Cada maratona tem uma história. Difícil (diria quase impossível) fazer comparações. Condições climáticas são determinantes. Tanto para nós, simples mortais, quanto para a elite, incluindo a nata da nata, quenianos e etíopes, seres de outro mundo. Hoje, Solonei Rocha da Silva escreveu a história dele na Maratona de São Paulo. Sem comparações com outros atletas ou provas. Um feito para comemorar. Muito. Quem sabe, o início do ciclo para Rio-2016.
Não dá para fazer relações com a Maratona de Londres, quando Solonei não obteve o tempo que esperava, ficando fora da equipe olímpica brasileira. A altimetria de São Paulo é mais complicada que a da prova londrina? Não muito, mas sim. Só que as condições climáticas foram totalmente adversas em abril, com vento contra a partir do km 25. Em São Paulo, hoje, o clima ajudou. Pode não ter sido 100%, mas foi bom. Dessa forma, Londres foi bem mais difícil do que São Paulo nesta temporada. Em 2013, pode mudar…
Boston em 2011, com muito frio e vento a favor em boa parte do percurso. Neste ano, 27°C na largada, pico de 34°C e média de 32°C. Um forno por 42.195 m. Impossível comparar as duas provas, mesmo sendo disputadas no percurso idêntico. Em um ano, Geoffrey Mutai cravou 2:03:02, a maratona mais rápida da história. No seguinte, não aguentou o calor e abandonou… Se não conseguimos comparar uma prova no mesmo local, como fazer com cidades e percursos diferentes?
Toda essa introdução é para chegar em um ponto. Solonei mereceu demais a vitória de hoje. Tive o prazer de correr dois dias com ele na pista do Bolão, quando relaxava após tiros. Assim, consegui acompanhá-lo! Ficou realmente muito chateado por ficar fora da Olimpíada. Recomeçando os trabalhos, estava longe do nível técnico que chegou a Londres. Não sabia como seu corpo reagiria na Maratona de São Paulo. Disse isso em visita ontem ao estande da Contra-Relógio na entrega dos kits. Assim, a vitória na capital paulista tem uma importância psicológica fundamental.
Solonei sabe se expressar, é atuante nas redes sociais, simpático, brincalhão, tem uma história de vida que cativa as pessoas, humilde… Ou seja, carrega todas as características que o eleva à categoria de ídolo. Os resultados estão vindo. Vitória na Maratona de Porto Alegre, no Pan-Americano de Guadalajara, agora em São Paulo… Possui todas as possibilidades para evoluir demais (tem uma carreira muito recente) e chegar em 2016 no melhor momento da carreira. Só depende dele. Será suficiente para estar na Olimpíada e brigar por uma ótima posição? O tempo dirá.

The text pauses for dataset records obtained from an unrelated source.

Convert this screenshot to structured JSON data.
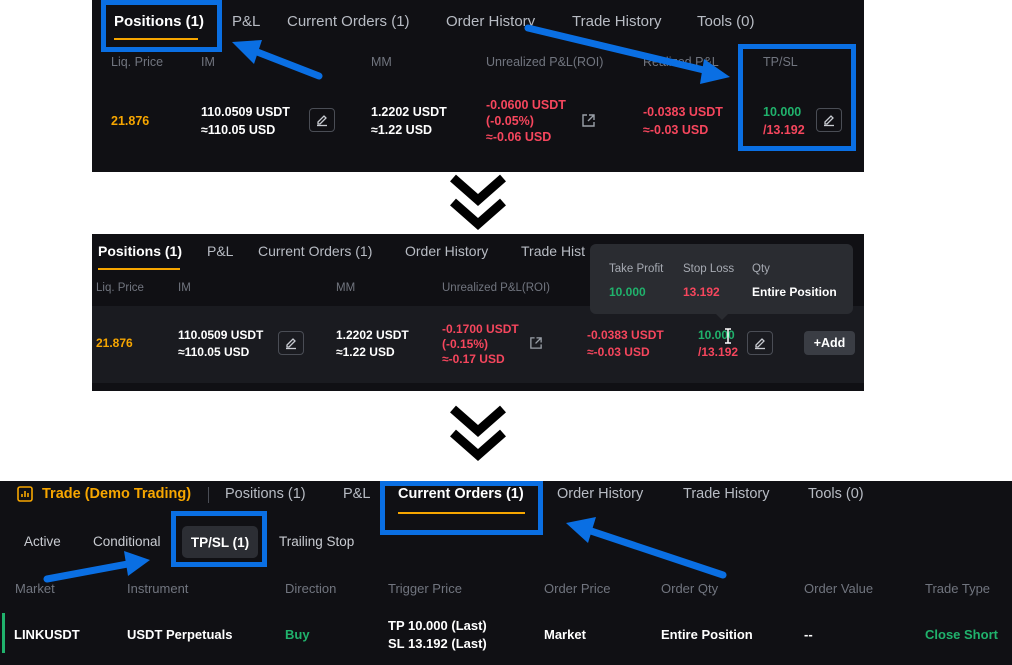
{
  "panel1": {
    "tabs": [
      "Positions (1)",
      "P&L",
      "Current Orders (1)",
      "Order History",
      "Trade History",
      "Tools (0)"
    ],
    "headers": {
      "liq": "Liq. Price",
      "im": "IM",
      "mm": "MM",
      "upnl": "Unrealized P&L(ROI)",
      "rpnl": "Realized P&L",
      "tpsl": "TP/SL"
    },
    "row": {
      "liq": "21.876",
      "im1": "110.0509 USDT",
      "im2": "≈110.05 USD",
      "mm1": "1.2202 USDT",
      "mm2": "≈1.22 USD",
      "upnl1": "-0.0600 USDT",
      "upnl2": "(-0.05%)",
      "upnl3": "≈-0.06 USD",
      "rpnl1": "-0.0383 USDT",
      "rpnl2": "≈-0.03 USD",
      "tp": "10.000",
      "sl": "/13.192"
    }
  },
  "panel2": {
    "tabs": [
      "Positions (1)",
      "P&L",
      "Current Orders (1)",
      "Order History",
      "Trade Hist"
    ],
    "headers": {
      "liq": "Liq. Price",
      "im": "IM",
      "mm": "MM",
      "upnl": "Unrealized P&L(ROI)"
    },
    "row": {
      "liq": "21.876",
      "im1": "110.0509 USDT",
      "im2": "≈110.05 USD",
      "mm1": "1.2202 USDT",
      "mm2": "≈1.22 USD",
      "upnl1": "-0.1700 USDT",
      "upnl2": "(-0.15%)",
      "upnl3": "≈-0.17 USD",
      "rpnl1": "-0.0383 USDT",
      "rpnl2": "≈-0.03 USD",
      "tp": "10.000",
      "sl": "/13.192",
      "add": "+Add"
    },
    "tooltip": {
      "h_tp": "Take Profit",
      "h_sl": "Stop Loss",
      "h_qty": "Qty",
      "tp": "10.000",
      "sl": "13.192",
      "qty": "Entire Position"
    }
  },
  "panel3": {
    "title": "Trade (Demo Trading)",
    "tabs": [
      "Positions (1)",
      "P&L",
      "Current Orders (1)",
      "Order History",
      "Trade History",
      "Tools (0)"
    ],
    "subtabs": [
      "Active",
      "Conditional",
      "TP/SL (1)",
      "Trailing Stop"
    ],
    "headers": [
      "Market",
      "Instrument",
      "Direction",
      "Trigger Price",
      "Order Price",
      "Order Qty",
      "Order Value",
      "Trade Type"
    ],
    "row": {
      "market": "LINKUSDT",
      "instrument": "USDT Perpetuals",
      "direction": "Buy",
      "trigger1": "TP 10.000 (Last)",
      "trigger2": "SL 13.192 (Last)",
      "price": "Market",
      "qty": "Entire Position",
      "value": "--",
      "type": "Close Short"
    }
  },
  "colors": {
    "accent": "#f7a600",
    "highlight": "#0a6fe3",
    "green": "#20b26c",
    "red": "#f6465d"
  },
  "icons": [
    "edit-icon",
    "share-icon",
    "chart-icon",
    "chevron-down-icon",
    "cursor-icon"
  ]
}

Só um erro não podemos cometer. Marilson Gomes dos Santos, Paulo Roberto de Almeida Paula e Franck Caldeira estão classificados para Londres-2012 com justiça. Por méritos. Fizeram os três melhores tempos. Não há comparações ou injustiças. Marilson tem seu nome consolidado. Paulo Roberto e Franck lutaram muito para chegar lá. Merecem ser respeitados. Não podemos esquecer disso.
Franck deu a volta por cima, quando poucos acreditavam. Só para lembrar, esteve em Pequim-2008 e também já foi campeão pan-americano e vencedor da Maratona de São Paulo, além da São Silvestre de 2006 (foto). Poucos sabem (leiam a ótima entrevista da Fernanda Paradizo na edição deste mês de junho da Contra-Relógio com o técnico Marco Antonio de Oliveira), mas Paulo Roberto pagou do bolso para competir em Pádova, quando garantiu a terceira posição e ratificou a vaga olímpica. Também tem uma história de superação, de garra, de luta, origem humilde…
Em um país onde sobreviver do atletismo exige uma luta praticamente diária, Solonei, Marilson, Paulo Roberto, Franck estão de parabéns. Merecem aplausos e respeito. São Brasileiros assim mesmo, com B maiúsculo. Vão escrevendo a história deles maratona após maratona.